Komnas Perempuan telah mendokumentasikan kekerasan terhadap perempuan dalam konteks Pilkada antara lain melalui pemantauan secara langsung proses Pilkada di Papua (2015), menerima pengaduan melalui Unit Pelayanan dan Rujukan (UPR), memantau kasus-kasus yang dimuat oleh media maupun kasus-kasus yang diadukan saat Komnas Perempuan melakukan kujungan ke berbagai daerah di Indonesia. Temuan-temuan tentang kekerasan terhadap perempuan berbasis gender dalam konteks Pilkada antara lain:
- Penyempitan ruang politik perempuan yang hendak mencalonkan diri sebagai kepala daerah. Hal ini diakibatkan minimnya akses politik dan ekonomi, kuatnya politisasi agama dan adat, praktik budaya yang bias gender, dan stigmatisasi pada perempuan yang berkegiatan di politik. Seluruh aspek tersebut menghambat hak politik perempuan di dalam menjalankan hak sipil politiknya;
- Akses pemilih yang terhambat karena sejumlah hal antara lain, jarak yang sulit dijangkau (karena wilayah yang terpencil), mekanisme pemilu yang belum ramah pada perempuan (tidak ada fasilitas dukungan bagi pemilih perempuan yang terhalang mobilitasnya antara seperti PRT, lansia, termasuk disabilitas;
- Politisasi dan eksploitasi isu perempuan yang digunakan untuk menjatuhkan maupun menghalangi perempuan sebagai calon, masih banyak digunakan lawan politik dan kelompok pendukungnya untuk kepentingan pemenangan;
- Kekhawatiran perempuan akan keamanan baik sebelum, saat, dan setelah Pilkada, terutama menguatnya politisasi agama dan identitas yang menghambat mobilitas dan partisipasi perempuan dalam bersuara dan memberikan suara, terutama di daerah-daerah yang rawan konflik;
- Kekerasan, ancaman, teror yang dialami oleh perempuan calon kepala daerah dan perempuan pemilih.

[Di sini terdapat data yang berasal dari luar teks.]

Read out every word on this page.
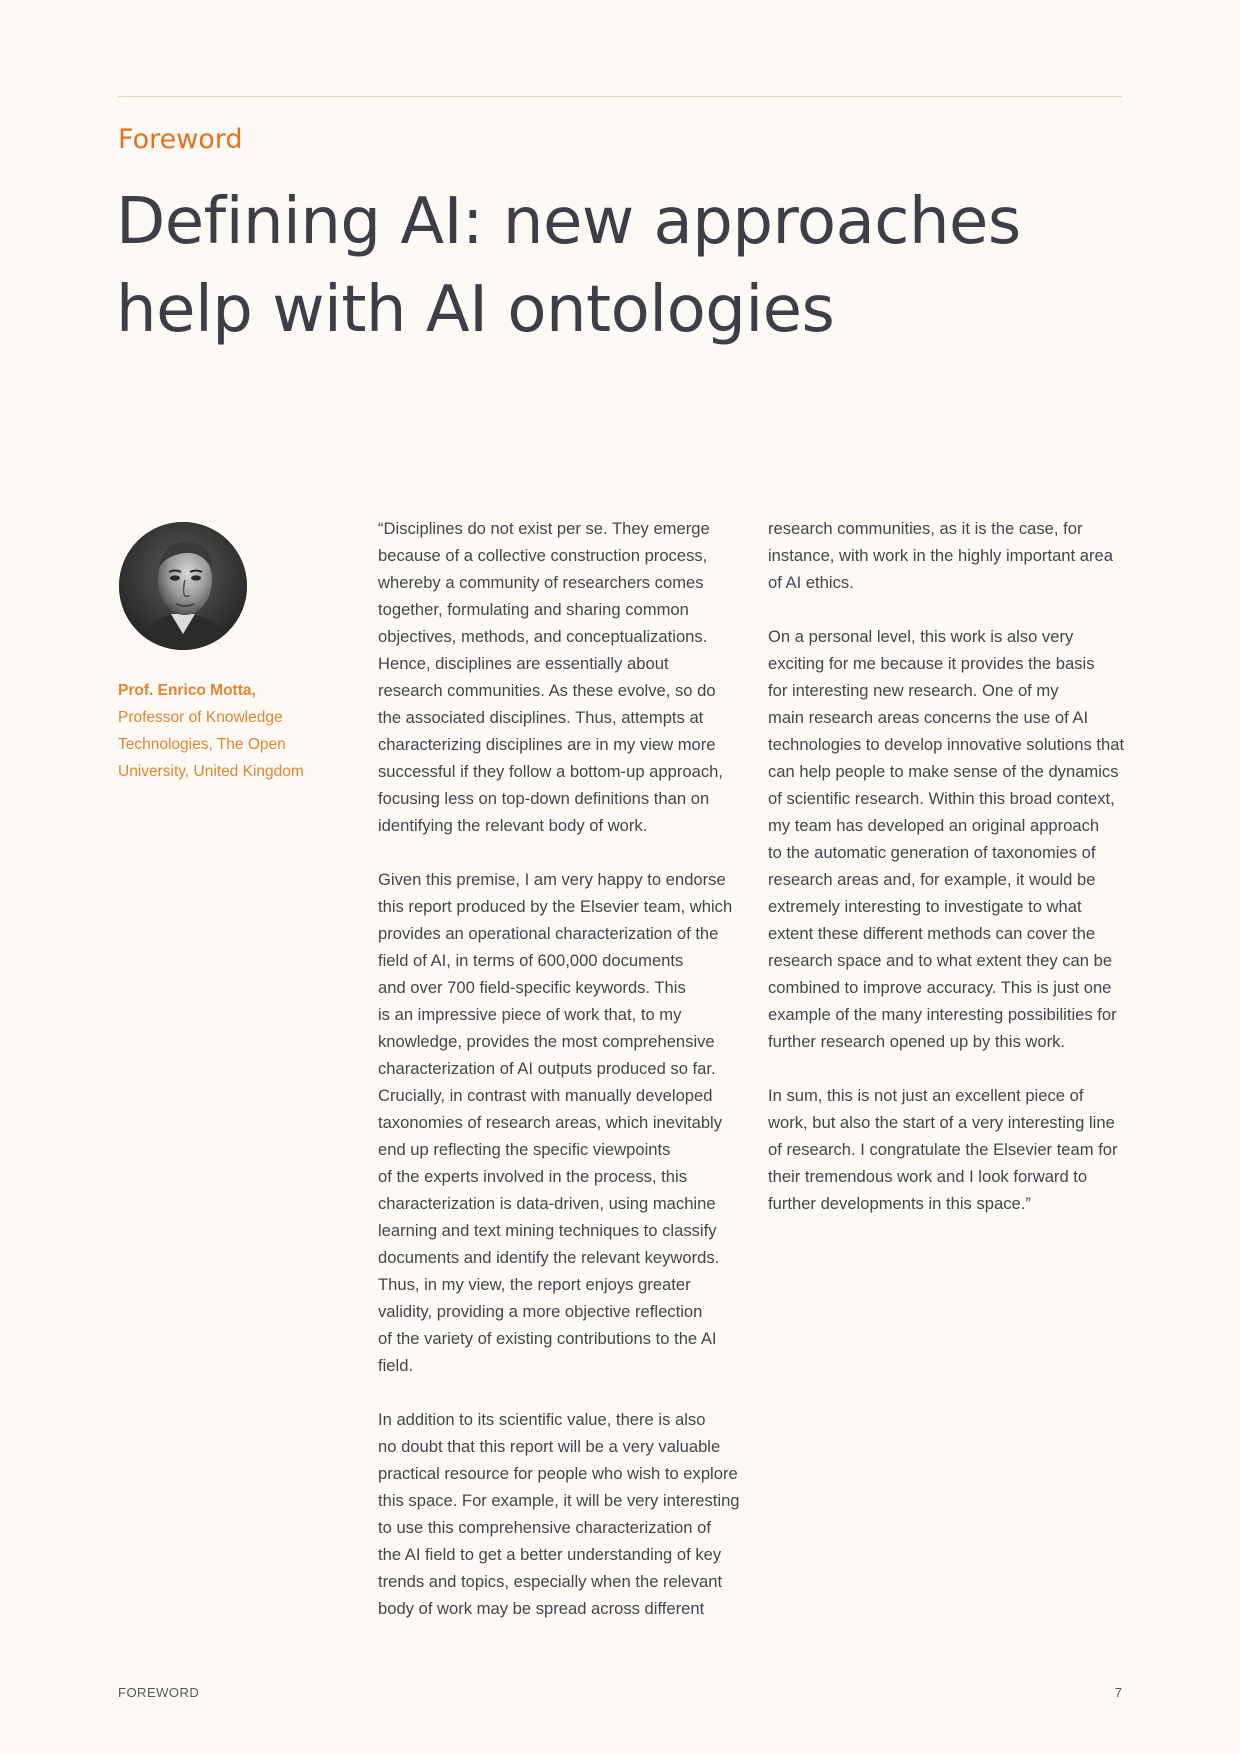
Foreword
Defining AI: new approaches
help with AI ontologies
Prof. Enrico Motta,
Professor of Knowledge
Technologies, The Open
University, United Kingdom

“Disciplines do not exist per se. They emerge
because of a collective construction process,
whereby a community of researchers comes
together, formulating and sharing common
objectives, methods, and conceptualizations.
Hence, disciplines are essentially about
research communities. As these evolve, so do
the associated disciplines. Thus, attempts at
characterizing disciplines are in my view more
successful if they follow a bottom-up approach,
focusing less on top-down definitions than on
identifying the relevant body of work.

Given this premise, I am very happy to endorse
this report produced by the Elsevier team, which
provides an operational characterization of the
field of AI, in terms of 600,000 documents
and over 700 field-specific keywords. This
is an impressive piece of work that, to my
knowledge, provides the most comprehensive
characterization of AI outputs produced so far.
Crucially, in contrast with manually developed
taxonomies of research areas, which inevitably
end up reflecting the specific viewpoints
of the experts involved in the process, this
characterization is data-driven, using machine
learning and text mining techniques to classify
documents and identify the relevant keywords.
Thus, in my view, the report enjoys greater
validity, providing a more objective reflection
of the variety of existing contributions to the AI
field.

In addition to its scientific value, there is also
no doubt that this report will be a very valuable
practical resource for people who wish to explore
this space. For example, it will be very interesting
to use this comprehensive characterization of
the AI field to get a better understanding of key
trends and topics, especially when the relevant
body of work may be spread across different

research communities, as it is the case, for
instance, with work in the highly important area
of AI ethics.

On a personal level, this work is also very
exciting for me because it provides the basis
for interesting new research. One of my
main research areas concerns the use of AI
technologies to develop innovative solutions that
can help people to make sense of the dynamics
of scientific research. Within this broad context,
my team has developed an original approach
to the automatic generation of taxonomies of
research areas and, for example, it would be
extremely interesting to investigate to what
extent these different methods can cover the
research space and to what extent they can be
combined to improve accuracy. This is just one
example of the many interesting possibilities for
further research opened up by this work.

In sum, this is not just an excellent piece of
work, but also the start of a very interesting line
of research. I congratulate the Elsevier team for
their tremendous work and I look forward to
further developments in this space.”

FOREWORD	7
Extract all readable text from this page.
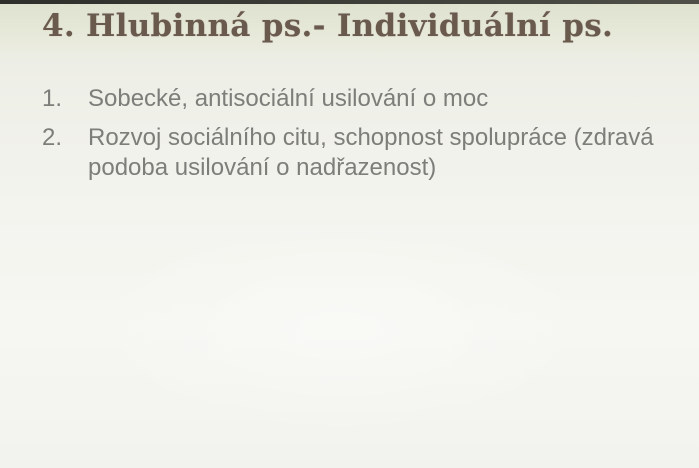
4. Hlubinná ps.- Individuální ps.
1. Sobecké, antisociální usilování o moc
2. Rozvoj sociálního citu, schopnost spolupráce (zdravá podoba usilování o nadřazenost)
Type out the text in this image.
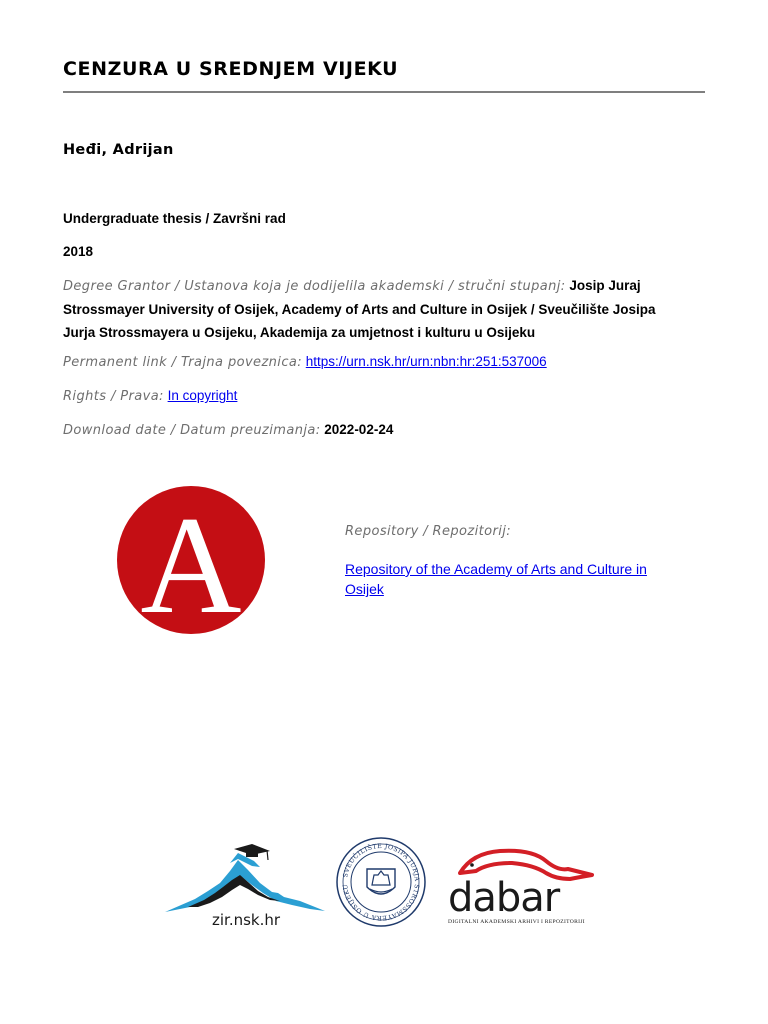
CENZURA U SREDNJEM VIJEKU
Heđi, Adrijan
Undergraduate thesis / Završni rad
2018
Degree Grantor / Ustanova koja je dodijelila akademski / stručni stupanj: Josip Juraj
Strossmayer University of Osijek, Academy of Arts and Culture in Osijek / Sveučilište Josipa
Jurja Strossmayera u Osijeku, Akademija za umjetnost i kulturu u Osijeku
Permanent link / Trajna poveznica: https://urn.nsk.hr/urn:nbn:hr:251:537006
Rights / Prava: In copyright
Download date / Datum preuzimanja: 2022-02-24
A	Repository / Repozitorij:
Repository of the Academy of Arts and Culture in
Osijek
zir.nsk.hr
SVEUČILIŠTE JOSIPA JURJA STROSSMAYERA U OSIJEKU	dabar
DIGITALNI AKADEMSKI ARHIVI I REPOZITORIJI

Merespon situasi tersebut Komnas Perempuan bersikap dan menyerukan kepada:
- Publik/Masyarakat:
- Merawat kebhinekaan dan perdamaian dengan menghentikan politisasi identitas (agama, etnisitas, kesukuan, dll) yang berpotensi maupun memicu konflik destruktif yang akan mengundang kekerasan terhadap perempuan;
- Mengajak para pemilih untuk kritis, tidak mudah terprovokasi serta memilih calon kepala daerah yang memiliki integritas terhadap pemajuan dan perlindungan hak asasi manusia utamanya hak asasi perempuan dan bukan pelaku kekerasan terhadap perempuan.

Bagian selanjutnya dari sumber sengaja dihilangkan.